September 11, 2019 -- Pairing a microRNA blood test with low-dose computed tomography (CT) scans helps assess risk for lung cancer and guide screening efforts, according to an Italian study of heavy smokers presented during a presidential symposium on September 9 at the World Conference on Lung Cancer (WCLC) in Barcelona, Spain.
Volunteers in the prospective BioMILD screening study who scored at low risk for lung cancer on both tests subsequently had a low rate of lung cancer and lived longer, despite having less frequent screening, researchers reported at the meeting, which is hosted by the International Association for the Study of Lung Cancer.
The trial enrolled 4,119 people at the Fondazione IRCCS Istituto Nazionale dei Tumori cancer center in Milan. The median smoking history among the participants was 42 pack-years, and 79% were current smokers. They underwent low-dose CT and blood test screening at baseline to determine their risk for lung cancer. The participants were directed to low-dose CT screening at three-year intervals if they had negative results on both tests, signifying low risk, and more frequent screening if they had one or two positive results.

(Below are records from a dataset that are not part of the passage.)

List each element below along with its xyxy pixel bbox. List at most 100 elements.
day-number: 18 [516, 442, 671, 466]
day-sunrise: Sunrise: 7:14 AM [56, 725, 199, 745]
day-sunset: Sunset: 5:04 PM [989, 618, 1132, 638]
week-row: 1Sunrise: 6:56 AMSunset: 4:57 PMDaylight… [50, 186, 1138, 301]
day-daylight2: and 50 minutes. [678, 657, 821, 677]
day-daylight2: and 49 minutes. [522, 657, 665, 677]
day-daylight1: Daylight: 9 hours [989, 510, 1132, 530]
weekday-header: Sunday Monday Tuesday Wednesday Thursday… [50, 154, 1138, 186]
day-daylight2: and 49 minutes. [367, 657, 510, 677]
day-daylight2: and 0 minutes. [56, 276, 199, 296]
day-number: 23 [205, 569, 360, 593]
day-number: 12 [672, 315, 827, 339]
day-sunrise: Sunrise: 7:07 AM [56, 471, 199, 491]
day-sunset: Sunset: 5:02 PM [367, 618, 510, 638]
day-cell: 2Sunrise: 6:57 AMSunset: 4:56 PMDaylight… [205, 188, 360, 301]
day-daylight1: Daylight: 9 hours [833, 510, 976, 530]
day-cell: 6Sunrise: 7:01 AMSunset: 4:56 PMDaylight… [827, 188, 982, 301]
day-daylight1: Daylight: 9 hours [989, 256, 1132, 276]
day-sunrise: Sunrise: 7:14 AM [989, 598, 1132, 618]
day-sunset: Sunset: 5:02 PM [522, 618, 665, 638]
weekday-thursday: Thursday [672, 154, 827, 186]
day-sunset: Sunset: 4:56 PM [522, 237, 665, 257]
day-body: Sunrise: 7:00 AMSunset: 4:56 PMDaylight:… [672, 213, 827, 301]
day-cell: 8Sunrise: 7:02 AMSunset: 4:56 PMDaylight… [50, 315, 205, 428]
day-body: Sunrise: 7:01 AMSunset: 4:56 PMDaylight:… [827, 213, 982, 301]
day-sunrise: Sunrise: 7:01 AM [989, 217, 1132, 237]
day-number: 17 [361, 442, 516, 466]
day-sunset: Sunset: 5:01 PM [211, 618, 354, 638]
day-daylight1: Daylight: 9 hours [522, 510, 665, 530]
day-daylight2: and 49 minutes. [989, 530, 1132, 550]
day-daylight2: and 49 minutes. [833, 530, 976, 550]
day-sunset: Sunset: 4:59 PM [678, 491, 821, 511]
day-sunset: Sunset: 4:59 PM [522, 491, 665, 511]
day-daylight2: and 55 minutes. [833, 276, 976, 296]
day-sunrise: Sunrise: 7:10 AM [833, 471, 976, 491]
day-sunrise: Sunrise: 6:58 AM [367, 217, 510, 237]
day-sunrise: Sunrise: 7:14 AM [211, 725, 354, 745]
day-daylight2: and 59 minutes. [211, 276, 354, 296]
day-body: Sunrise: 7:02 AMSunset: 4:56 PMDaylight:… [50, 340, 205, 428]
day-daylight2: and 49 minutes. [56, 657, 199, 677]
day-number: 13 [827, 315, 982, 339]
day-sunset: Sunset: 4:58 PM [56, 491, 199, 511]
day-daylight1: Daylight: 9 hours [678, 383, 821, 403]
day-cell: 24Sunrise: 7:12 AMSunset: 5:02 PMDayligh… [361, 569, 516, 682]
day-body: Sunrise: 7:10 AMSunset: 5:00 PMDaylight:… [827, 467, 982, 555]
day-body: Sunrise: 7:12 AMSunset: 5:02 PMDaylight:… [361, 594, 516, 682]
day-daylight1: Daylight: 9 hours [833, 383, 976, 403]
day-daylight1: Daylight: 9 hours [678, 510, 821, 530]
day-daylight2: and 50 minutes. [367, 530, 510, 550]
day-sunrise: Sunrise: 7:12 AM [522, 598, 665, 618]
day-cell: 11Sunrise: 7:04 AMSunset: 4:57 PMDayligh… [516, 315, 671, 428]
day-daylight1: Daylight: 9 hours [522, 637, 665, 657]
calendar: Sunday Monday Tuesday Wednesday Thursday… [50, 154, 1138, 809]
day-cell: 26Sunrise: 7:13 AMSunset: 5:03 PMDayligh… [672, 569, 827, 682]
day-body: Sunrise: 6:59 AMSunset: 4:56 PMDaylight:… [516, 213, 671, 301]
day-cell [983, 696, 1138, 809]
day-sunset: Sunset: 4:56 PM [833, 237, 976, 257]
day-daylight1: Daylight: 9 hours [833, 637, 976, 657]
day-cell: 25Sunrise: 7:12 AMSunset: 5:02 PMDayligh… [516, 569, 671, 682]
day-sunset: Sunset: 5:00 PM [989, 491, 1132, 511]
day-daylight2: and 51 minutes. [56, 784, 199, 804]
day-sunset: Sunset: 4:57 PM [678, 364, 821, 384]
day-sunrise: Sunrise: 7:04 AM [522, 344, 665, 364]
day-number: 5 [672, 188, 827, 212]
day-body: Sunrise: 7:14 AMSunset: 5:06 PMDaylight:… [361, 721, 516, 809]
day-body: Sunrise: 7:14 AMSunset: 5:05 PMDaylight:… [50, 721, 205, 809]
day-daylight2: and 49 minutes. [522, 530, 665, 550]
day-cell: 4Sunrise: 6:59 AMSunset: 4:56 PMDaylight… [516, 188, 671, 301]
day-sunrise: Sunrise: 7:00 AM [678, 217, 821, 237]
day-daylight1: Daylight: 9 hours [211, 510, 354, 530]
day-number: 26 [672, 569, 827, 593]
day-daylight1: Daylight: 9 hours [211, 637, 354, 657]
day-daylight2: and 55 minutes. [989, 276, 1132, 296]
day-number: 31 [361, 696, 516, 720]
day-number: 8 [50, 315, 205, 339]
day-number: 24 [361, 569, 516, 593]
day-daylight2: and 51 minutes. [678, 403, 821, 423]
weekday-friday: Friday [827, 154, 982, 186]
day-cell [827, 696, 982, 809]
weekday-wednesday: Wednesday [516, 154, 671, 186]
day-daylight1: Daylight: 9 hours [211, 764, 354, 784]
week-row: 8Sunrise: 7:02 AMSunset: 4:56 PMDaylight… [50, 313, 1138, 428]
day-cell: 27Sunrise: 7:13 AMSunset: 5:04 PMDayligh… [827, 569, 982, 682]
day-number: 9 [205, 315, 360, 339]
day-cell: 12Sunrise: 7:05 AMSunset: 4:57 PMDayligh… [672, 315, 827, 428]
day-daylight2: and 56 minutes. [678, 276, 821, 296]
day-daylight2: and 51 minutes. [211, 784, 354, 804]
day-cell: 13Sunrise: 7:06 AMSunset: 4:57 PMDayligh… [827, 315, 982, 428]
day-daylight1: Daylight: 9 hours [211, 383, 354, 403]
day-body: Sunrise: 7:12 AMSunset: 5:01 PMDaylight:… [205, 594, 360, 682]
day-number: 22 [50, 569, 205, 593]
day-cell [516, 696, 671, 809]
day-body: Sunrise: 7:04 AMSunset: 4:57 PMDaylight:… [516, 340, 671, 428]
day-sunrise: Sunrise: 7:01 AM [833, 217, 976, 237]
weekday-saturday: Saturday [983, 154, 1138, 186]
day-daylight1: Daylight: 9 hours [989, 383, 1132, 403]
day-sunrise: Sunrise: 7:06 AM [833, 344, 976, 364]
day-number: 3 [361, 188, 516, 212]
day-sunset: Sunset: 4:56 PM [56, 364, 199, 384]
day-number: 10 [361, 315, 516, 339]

Those with two negative tests accounted for the majority of the trial population (58%), and they turned out to have a very low rate of lung cancer over time. On the other hand, lung cancer incidence was 5.96 times higher for the 37% of participants with one positive test and 36.64 times higher for the small number (5%) with two positive tests, noted lead investigator Dr. Ugo Pastorino, director of thoracic surgery at the Istituto Nazionale dei Tumori. Pastorino was also the lead researcher of the previously reported Multicentric Italian Lung Detection (MILD) trial.

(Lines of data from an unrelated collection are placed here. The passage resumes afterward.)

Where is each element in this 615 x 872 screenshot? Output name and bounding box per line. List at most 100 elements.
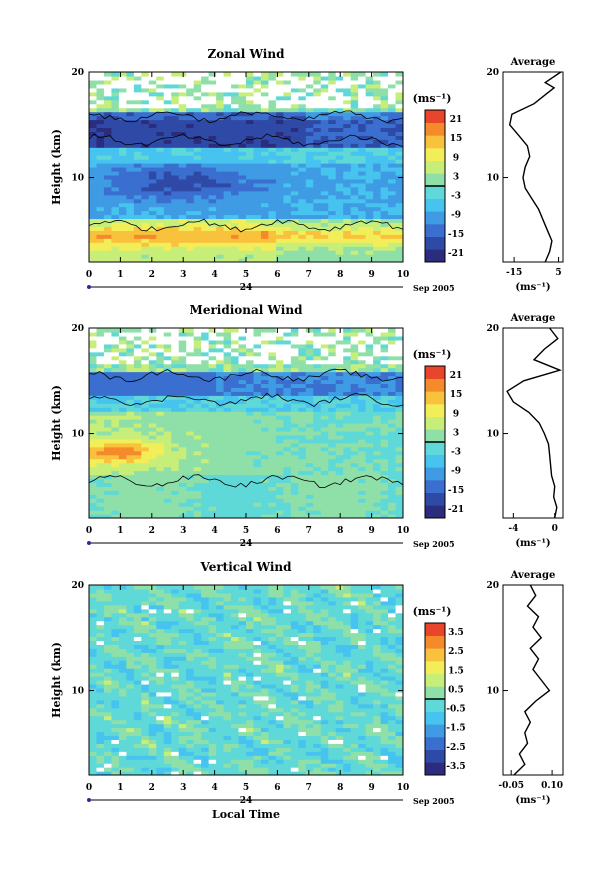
heatmap-cell <box>268 151 277 156</box>
heatmap-cell <box>380 206 389 212</box>
heatmap-cell <box>111 210 120 216</box>
heatmap-cell <box>283 79 292 85</box>
heatmap-cell <box>298 170 307 176</box>
heatmap-cell <box>231 462 240 468</box>
heatmap-cell <box>193 111 202 117</box>
heatmap-cell <box>320 230 329 235</box>
heatmap-cell <box>186 186 195 192</box>
heatmap-cell <box>231 347 240 353</box>
heatmap-cell <box>373 167 382 172</box>
heatmap-cell <box>238 450 247 456</box>
heatmap-cell <box>238 506 247 511</box>
heatmap-cell <box>246 470 255 476</box>
heatmap-cell <box>171 490 180 495</box>
heatmap-cell <box>178 498 187 503</box>
heatmap-cell <box>238 486 247 491</box>
heatmap-cell <box>156 470 165 476</box>
heatmap-cell <box>388 170 397 176</box>
heatmap-cell <box>380 743 389 748</box>
heatmap-cell <box>201 395 210 400</box>
heatmap-cell <box>365 198 374 204</box>
heatmap-cell <box>141 83 150 89</box>
heatmap-cell <box>268 767 277 772</box>
heatmap-cell <box>283 151 292 156</box>
heatmap-cell <box>246 474 255 480</box>
heatmap-cell <box>111 234 120 239</box>
heatmap-cell <box>373 423 382 428</box>
heatmap-cell <box>201 351 210 357</box>
heatmap-cell <box>260 699 270 705</box>
heatmap-cell <box>231 502 240 507</box>
heatmap-cell <box>208 767 217 772</box>
heatmap-cell <box>193 83 202 89</box>
heatmap-cell <box>380 174 389 180</box>
heatmap-cell <box>380 423 389 428</box>
heatmap-cell <box>126 462 135 468</box>
heatmap-cell <box>358 75 367 81</box>
heatmap-cell <box>246 115 255 121</box>
heatmap-cell <box>298 250 307 255</box>
heatmap-cell <box>343 79 352 85</box>
heatmap-cell <box>133 328 142 333</box>
heatmap-cell <box>103 222 113 227</box>
heatmap-cell <box>201 514 210 518</box>
heatmap-cell <box>118 514 127 518</box>
heatmap-cell <box>343 331 352 337</box>
heatmap-cell <box>373 719 382 725</box>
heatmap-cell <box>246 434 255 440</box>
heatmap-cell <box>231 715 240 721</box>
heatmap-cell <box>133 454 142 460</box>
heatmap-cell <box>193 222 202 227</box>
heatmap-cell <box>290 339 299 345</box>
heatmap-cell <box>313 430 322 436</box>
heatmap-cell <box>103 434 113 440</box>
heatmap-cell <box>96 218 105 224</box>
heatmap-cell <box>96 430 105 436</box>
heatmap-cell <box>133 242 142 247</box>
heatmap-cell <box>163 218 172 224</box>
heatmap-cell <box>223 135 232 140</box>
heatmap-cell <box>89 474 98 480</box>
heatmap-cell <box>141 711 150 717</box>
heatmap-cell <box>365 242 374 247</box>
heatmap-cell <box>186 426 195 432</box>
heatmap-cell <box>193 387 202 392</box>
colorbar-segment <box>425 505 445 519</box>
heatmap-cell <box>283 375 292 381</box>
heatmap-cell <box>216 174 225 180</box>
heatmap-cell <box>380 363 389 369</box>
heatmap-cell <box>260 182 270 188</box>
heatmap-cell <box>268 430 277 436</box>
heatmap-cell <box>275 502 284 507</box>
heatmap-cell <box>148 234 157 239</box>
heatmap-cell <box>96 510 105 515</box>
heatmap-cell <box>148 242 157 247</box>
heatmap-cell <box>223 131 232 136</box>
heatmap-cell <box>268 174 277 180</box>
heatmap-cell <box>118 182 127 188</box>
heatmap-cell <box>171 763 180 768</box>
heatmap-cell <box>260 328 270 333</box>
heatmap-cell <box>373 87 382 93</box>
heatmap-cell <box>335 395 344 400</box>
heatmap-cell <box>305 198 314 204</box>
heatmap-cell <box>193 182 202 188</box>
heatmap-cell <box>373 506 382 511</box>
heatmap-cell <box>148 127 157 132</box>
heatmap-cell <box>156 395 165 400</box>
heatmap-cell <box>238 478 247 483</box>
heatmap-cell <box>358 258 367 262</box>
heatmap-cell <box>380 367 389 373</box>
heatmap-cell <box>305 403 314 408</box>
heatmap-cell <box>156 514 165 518</box>
heatmap-cell <box>350 462 359 468</box>
heatmap-cell <box>238 719 247 725</box>
heatmap-cell <box>156 83 165 89</box>
heatmap-cell <box>290 79 299 85</box>
heatmap-cell <box>298 194 307 200</box>
heatmap-cell <box>373 363 382 369</box>
average-profile <box>508 71 562 263</box>
heatmap-cell <box>171 731 180 737</box>
heatmap-cell <box>148 206 157 212</box>
heatmap-cell <box>365 482 374 487</box>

The findings were statistically significant, and a similar, significant pattern was observed for lung cancer mortality, the researchers found.
The rationale for the study was that particular microRNA profiles in blood samples are associated with more aggressive cancers. The goal with heavy smokers is not to identify lung cancer but to reduce mortality, Pastorino said during a September 9 press briefing at the meeting.
Used together, the microRNA and CT tests provide information about individual risk and can help reduce the number of unnecessary repeat CT studies in screening programs, he said.
"Personalized prevention is a real option now," Pastorino said.
In a similar vein, results from the Early Detection of Cancer of the Lung Scotland (ECLS) trial were also discussed at WCLC. In that study of 12,203 participants, researchers found that the EarlyCDT-Lung blood test (Oncimmune) provided information that was complementary to CT studies and helpful for making an earlier diagnosis. Mortality data are not yet mature and the researchers are tracking outcomes.